Rasulullah SAW bersabda:
الْكَيْسُ مَنْ دَانَ نَفْسَهُ وَعَمِلَ لِمَا بَعْدَ الْمَوْتِ وَالْعَاجِزُ مَنْ أَتْبَعَ نَفْسَهُ هَوَاهَا وَتَمَنَّى عَلَى اللَّهِ
Orang cerdas adalah yang bermuhasabah atas dirinya dan beramal untuk setelah kematian. Orang lemah adalah siapa saja yang dirinya mengikuti hawa nafsunya lalu ia berangan-angan terhadap Allah. (HR Ahmad)
Permainan dan Kesenangan Dunia
Allah SWT berfirman:
زُيِّنَ لِلنَّاسِ حُبُّ الشَّهَوٰتِ مِنَ النِّسَاۤءِ وَالْبَنِيْنَ وَالْقَنَاطِيْرِ الْمُقَنْطَرَةِ مِنَ الذَّهَبِ وَالْفِضَّةِ وَالْخَيْلِ الْمُسَوَّمَةِ وَالْاَنْعَامِ وَالْحَرْثِۗ ذٰلِكَ مَتَاعُ الْحَيٰوةِ الدُّنْيَاۗ وَاللّٰهُ عِنْدَهٗ حُسْنُ الْمَاٰبِ
Dijadikan indah bagi manusia kecintaan pada aneka kesenangan yang berupa perempuan, anak-anak, harta benda yang bertimbun tak terhingga berupa emas, perak, kuda pilihan, binatang ternak, dan sawah ladang. Itulah kesenangan hidup di dunia dan di sisi Allahlah tempat kembali yang baik. (QS Ali Imran: 14)

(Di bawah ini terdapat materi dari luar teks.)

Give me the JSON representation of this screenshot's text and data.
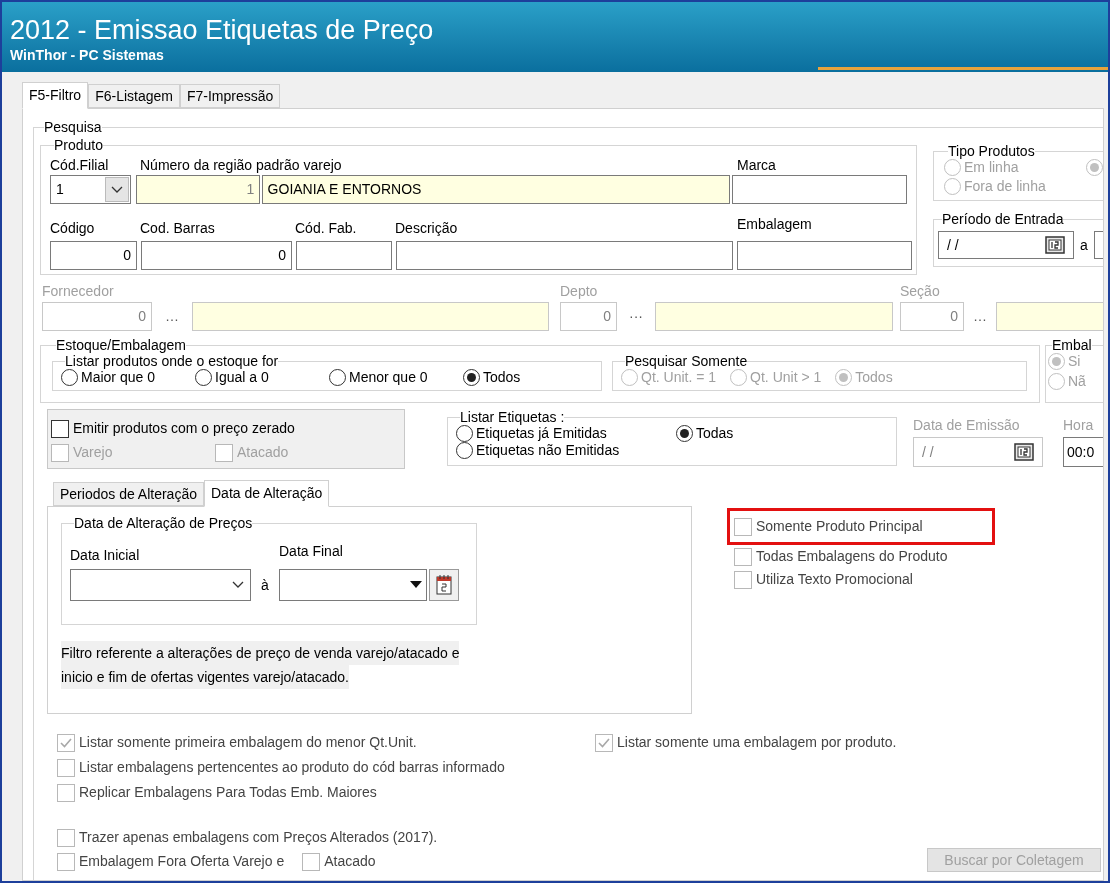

Dunia tempat kesedihan, bukan tempat kebahagiaan. Dunia seperti khayalan (mimpi) sesaat yang belum juga kita puas menikmatinya, tiba-tiba diumumkan untuk berangkat (menuju tempat tujuan).
Nabi SAW bersabda:
مَالِيْ وَلِلدُّنْيَا ؟ مَا أَنَا وَالدُّنْيَا؟ إِنَّمَا مَثَلِيْ وَمَثَلُ الدُّنْيَا كَمَثَلِ رَاكِبٍ ظَلَّ تَحْتَ شَجَرَةٍ ثُمَّ رَاحَ وَتَرَكَهَا
Apalah artinya dunia ini bagiku?! Apa urusanku dengan dunia?! Sesungguhnya perumpamaanku dan perumpamaan dunia ini ialah seperti pengendara yang berteduh di bawah pohon, ia istirahat (sesaat) kemudian meninggalkannya. (HR Ahmad, At-Tirmidzi, Ibnu Mâjah, dan al-Hâkim)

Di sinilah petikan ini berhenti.